Agropur Cooperative bought family-owned Davisco in late July, just as we were wrapping up the research for our list of the largest dairy companies. Earlier in the month, the Canadian-based dairy co-op purchased four milk and ice cream plants from Sobeys of Canada. That Agropur was on the prowl for acquisitions should have come as no surprise.

As I reported in April, Eric Brunelle, the president of Agropur’s St. Paul, Minn.-based Natrel division told me the cooperative’s goal is to be in the top 10 of the world’s most important dairies. Agropur ranks No. 8 among North American dairy processors in this year’s Dairy 100. The co-op reported 2013 revenues of $3.9 billion. Add to that No. 35 Davisco’s $990 million, and Agropur would jump to the No. 4 spot.

Combining the revenues of the two companies still puts Agropur at about half the size of its Canadian rival, the publicly owned Saputo Inc., which is No. 2 on our list. Agropur has a long way to go to break into the top 10 in the world. China’s Yili is No. 10 with sales of $7.6 billion on Rabobank’s list of the world’s largest dairies (see page 20). Of course, size does not necessarily mean “importance,” which is what Agropur is aiming for.

It would not surprise me to see more purchase activity from either Saputo or Agropur. In order to grow, these dairy processors from Canada have to look outside their borders because their country offers a relatively small market (about 10% the size of the United States).

Lessons to be learned

Turning from my crystal ball to the printed word, I thumbed through the annual report of Dean Foods Co. Because it is the largest dairy processor based in the United States, it is useful to look more closely at this company and the direction it is taking.

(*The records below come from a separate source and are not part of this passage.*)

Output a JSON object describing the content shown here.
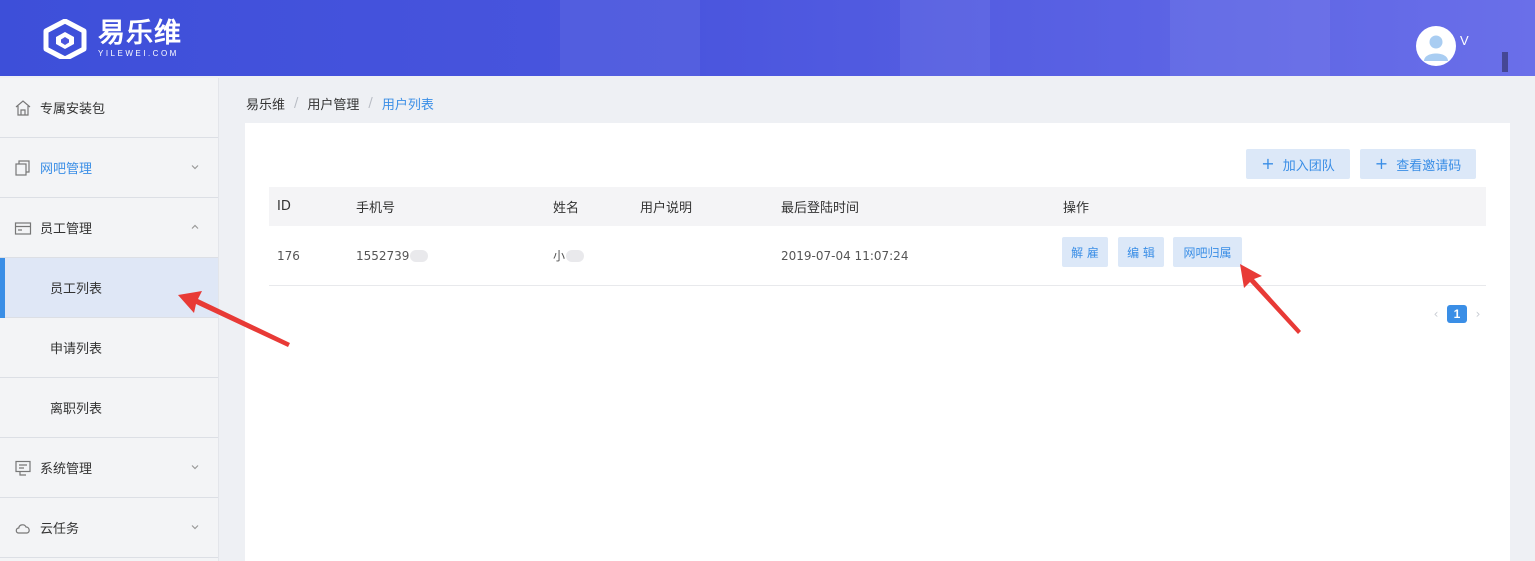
{
  "header": {
    "logo_cn": "易乐维",
    "logo_en": "YILEWEI.COM",
    "username": "V",
    "gradient_start": "#3d4fd9",
    "gradient_end": "#6a6fe9"
  },
  "sidebar": {
    "items": [
      {
        "label": "专属安装包",
        "icon": "house-icon"
      },
      {
        "label": "网吧管理",
        "icon": "copy-icon",
        "caret": "chevron-down-icon"
      },
      {
        "label": "员工管理",
        "icon": "card-icon",
        "caret": "chevron-up-icon"
      },
      {
        "label": "员工列表",
        "active": true
      },
      {
        "label": "申请列表"
      },
      {
        "label": "离职列表"
      },
      {
        "label": "系统管理",
        "icon": "document-icon",
        "caret": "chevron-down-icon"
      },
      {
        "label": "云任务",
        "icon": "cloud-icon",
        "caret": "chevron-down-icon"
      }
    ]
  },
  "breadcrumb": [
    "易乐维",
    "用户管理",
    "用户列表"
  ],
  "toolbar": {
    "join_team": "加入团队",
    "view_invite": "查看邀请码"
  },
  "table": {
    "columns": [
      "ID",
      "手机号",
      "姓名",
      "用户说明",
      "最后登陆时间",
      "操作"
    ],
    "rows": [
      {
        "id": "176",
        "phone": "1552739",
        "name": "小",
        "note": "",
        "last_login": "2019-07-04 11:07:24",
        "actions": [
          "解 雇",
          "编 辑",
          "网吧归属"
        ]
      }
    ]
  },
  "pagination": {
    "current": "1",
    "prev": "‹",
    "next": "›"
  },
  "colors": {
    "accent": "#3a8ee6",
    "button_bg": "#dce8f8",
    "annotation": "#e83a36"
  }
}
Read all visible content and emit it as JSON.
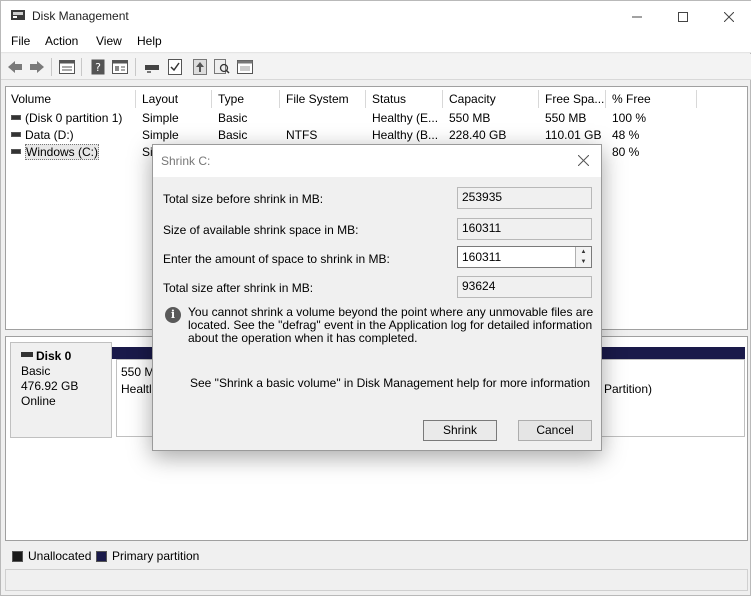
{
  "window": {
    "title": "Disk Management",
    "icon": "disk-management-icon",
    "controls": [
      "minimize-icon",
      "maximize-icon",
      "close-icon"
    ]
  },
  "menu": [
    "File",
    "Action",
    "View",
    "Help"
  ],
  "toolbar_icons": [
    "back-icon",
    "forward-icon",
    "list-view-icon",
    "help-icon",
    "properties-icon",
    "disk-icon",
    "check-icon",
    "rescan-icon",
    "search-icon",
    "console-icon"
  ],
  "volume_list": {
    "columns": [
      "Volume",
      "Layout",
      "Type",
      "File System",
      "Status",
      "Capacity",
      "Free Spa...",
      "% Free"
    ],
    "rows": [
      {
        "volume": "(Disk 0 partition 1)",
        "layout": "Simple",
        "type": "Basic",
        "fs": "",
        "status": "Healthy (E...",
        "capacity": "550 MB",
        "free": "550 MB",
        "pct": "100 %"
      },
      {
        "volume": "Data (D:)",
        "layout": "Simple",
        "type": "Basic",
        "fs": "NTFS",
        "status": "Healthy (B...",
        "capacity": "228.40 GB",
        "free": "110.01 GB",
        "pct": "48 %"
      },
      {
        "volume": "Windows (C:)",
        "layout": "Si",
        "type": "",
        "fs": "",
        "status": "",
        "capacity": "",
        "free": "",
        "pct": "80 %"
      }
    ]
  },
  "disk": {
    "name": "Disk 0",
    "type": "Basic",
    "size": "476.92 GB",
    "state": "Online",
    "partition1_line1": "550 M",
    "partition1_line2": "Healtl",
    "partition_right_text": "Partition)"
  },
  "legend": {
    "unallocated": "Unallocated",
    "primary": "Primary partition",
    "unallocated_color": "#1a1a1a",
    "primary_color": "#1a1a4a"
  },
  "dialog": {
    "title": "Shrink C:",
    "rows": [
      {
        "label": "Total size before shrink in MB:",
        "value": "253935"
      },
      {
        "label": "Size of available shrink space in MB:",
        "value": "160311"
      },
      {
        "label": "Enter the amount of space to shrink in MB:",
        "value": "160311"
      },
      {
        "label": "Total size after shrink in MB:",
        "value": "93624"
      }
    ],
    "info_text": "You cannot shrink a volume beyond the point where any unmovable files are located. See the \"defrag\" event in the Application log for detailed information about the operation when it has completed.",
    "help_text": "See \"Shrink a basic volume\" in Disk Management help for more information",
    "shrink_button": "Shrink",
    "cancel_button": "Cancel"
  }
}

Dean Foods is diversified. It manufactures and markets milk (73% of sales of $9 billion), ice cream (9%), cultured dairy products (4%), creamers (6%), juices and teas (5%) and other products. Customers include retailers (accounting for 64% of sales), foodservice outlets (14%), schools and governmental entities (7%), convenience stores (6%) and distributors (5%). Dean’s brands are 48% of sales; private label is 52%.

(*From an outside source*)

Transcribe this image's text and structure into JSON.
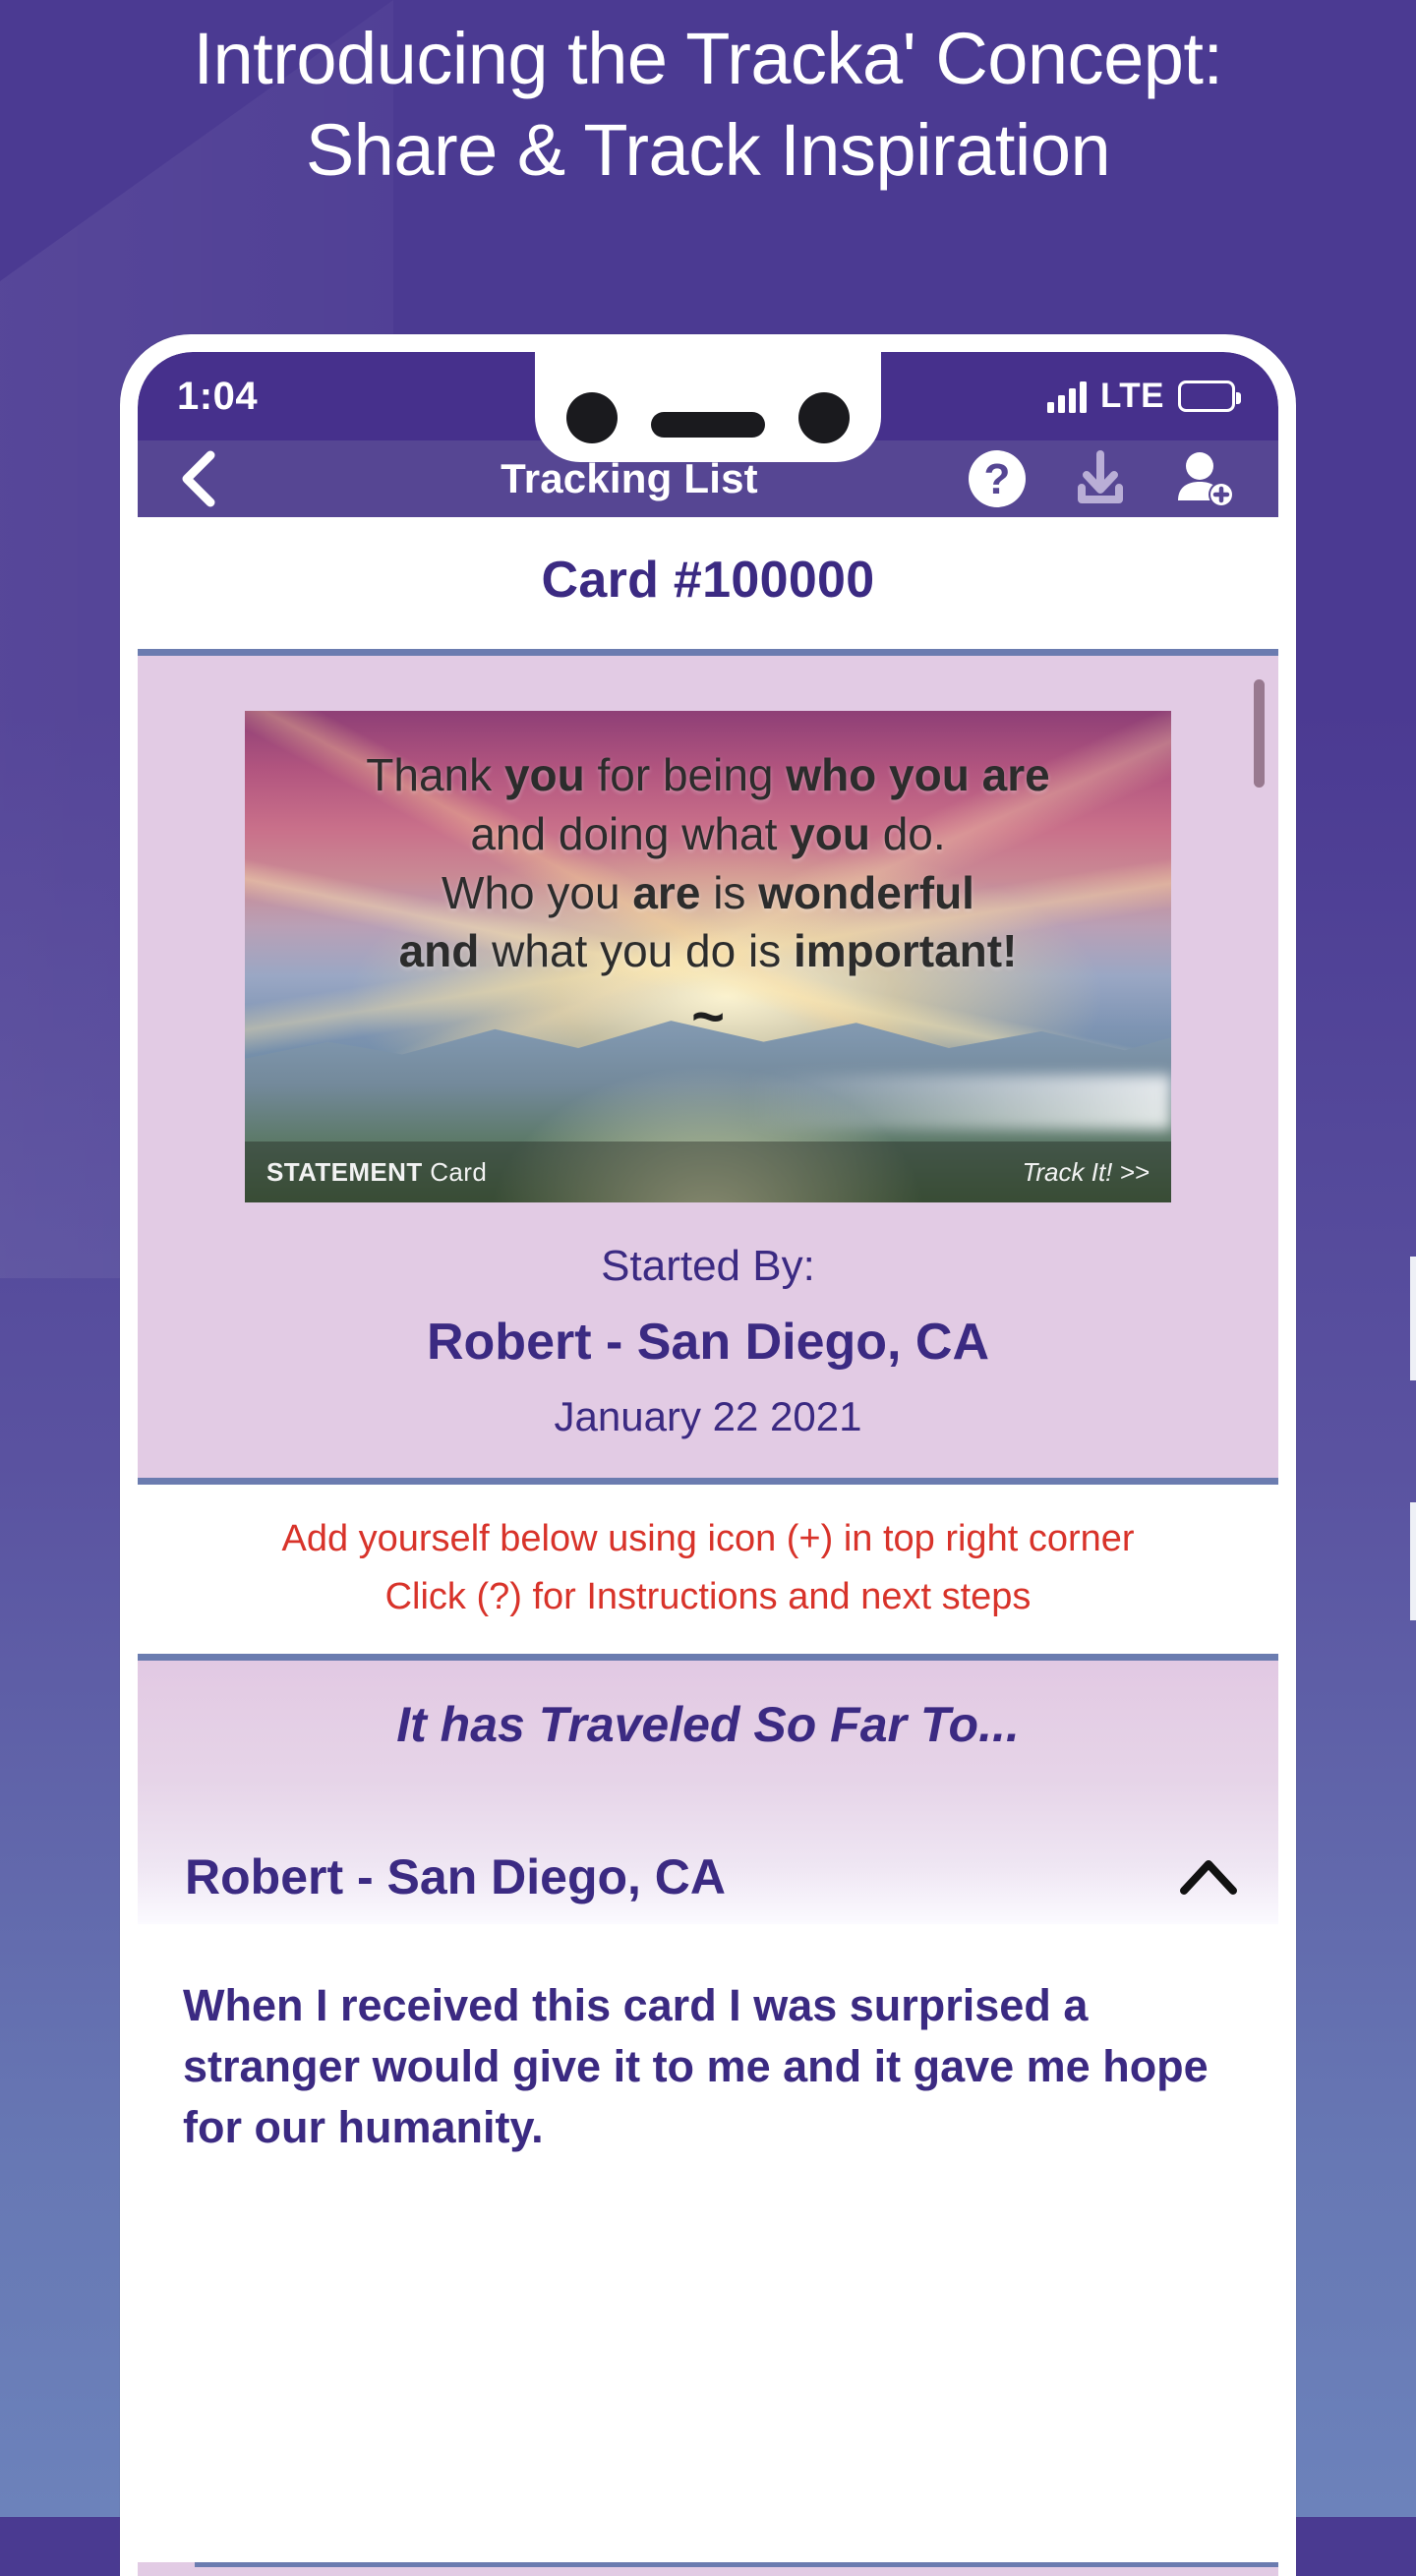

Declining milk consumption in the United States affects all milk processors. Dean Food has taken a beating on earnings over the last several years. So to cut costs and overhead, it spun off businesses (Morningstar and WhiteWave) and closed plants. Dean Foods expects to close up to a dozen more dairy plants this year as part of its continuing efforts to cut costs. Safety improvements resulted in lower insurance rates and related claim costs. Cost-cutting hurts but it has resulted in improved financial performance. From a net loss of $1.5 billion in 2011, Dean Foods posted net profits of $158 million in 2012 and $813 million in 2013.

The dairy processor created a sales winner with its TruMoo chocolate milk, a national brand that has wider distribution than all of Deans’ regional white milk brands combined. The dairy processor says it sells 100 million units of TruMoo at retail annually, and 1.6 million units are served every day in schools. Dean Foods is investing in this product and developing line extensions. TruMoo is sold in seasonal flavors, and a higher-protein formula is available regionally. The company has rolled out nationally a shelf-stable TruMoo SKU.

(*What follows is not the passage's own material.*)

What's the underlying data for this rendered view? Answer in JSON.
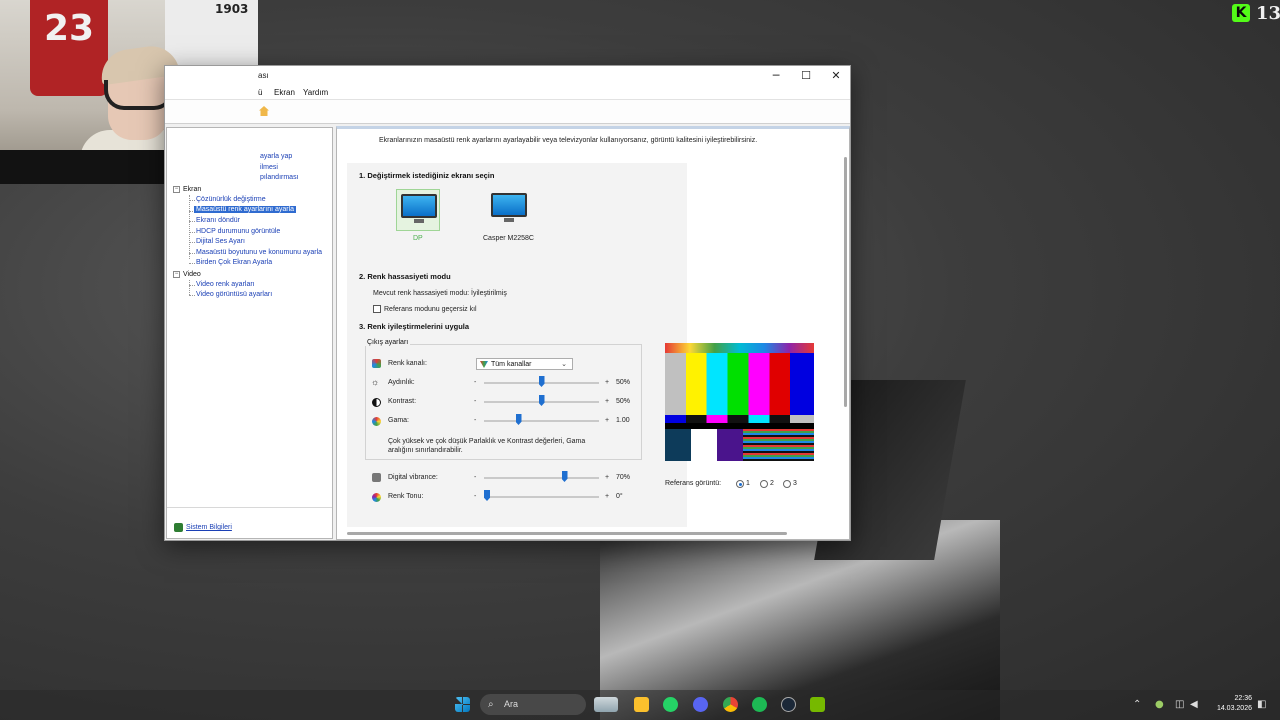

In its 2013 annual report, the company writes: “In 2014, we will continue to emphasize price realization, volume performance, cost productivity and efficiency, and sound decision-making that is based on timely, reliable and actionable information in an effort to improve gross margin per gallon and drive operating income growth. Organizational changes have been made to reduce our total cost to serve and our selling and general and administrative costs, and we remain committed to sustaining strong positive cash flow and generating shareholder value.”

I bet any other CEO of a publicly held company and owners of privately held businesses are following similar strategies. You don’t have to run a top 100 firm to see the wisdom in being productive, efficient and mindful of financial resources.

In summary, this is what has worked for Dean:

  • Be diversified in the products you manufacture
  • Be diversified in your customer mix
  • Offer co-packing services to keep your production lines running
  • Sell or shed businesses that don’t fit your mission
  • Develop new products and create line extensions from them
  • Back the winning products and eliminate those that don’t sell
  • Follow eco-friendly practices  in processing and transportation to drop dollars to the bottom line

 These are not business “secrets.” I see these items in my visits to dairy processing businesses across the country and hear them in conversations with the owners. These are common-sense business practices. But you need common sense to practice them, whether you are a Dairy 100 company or a start-up.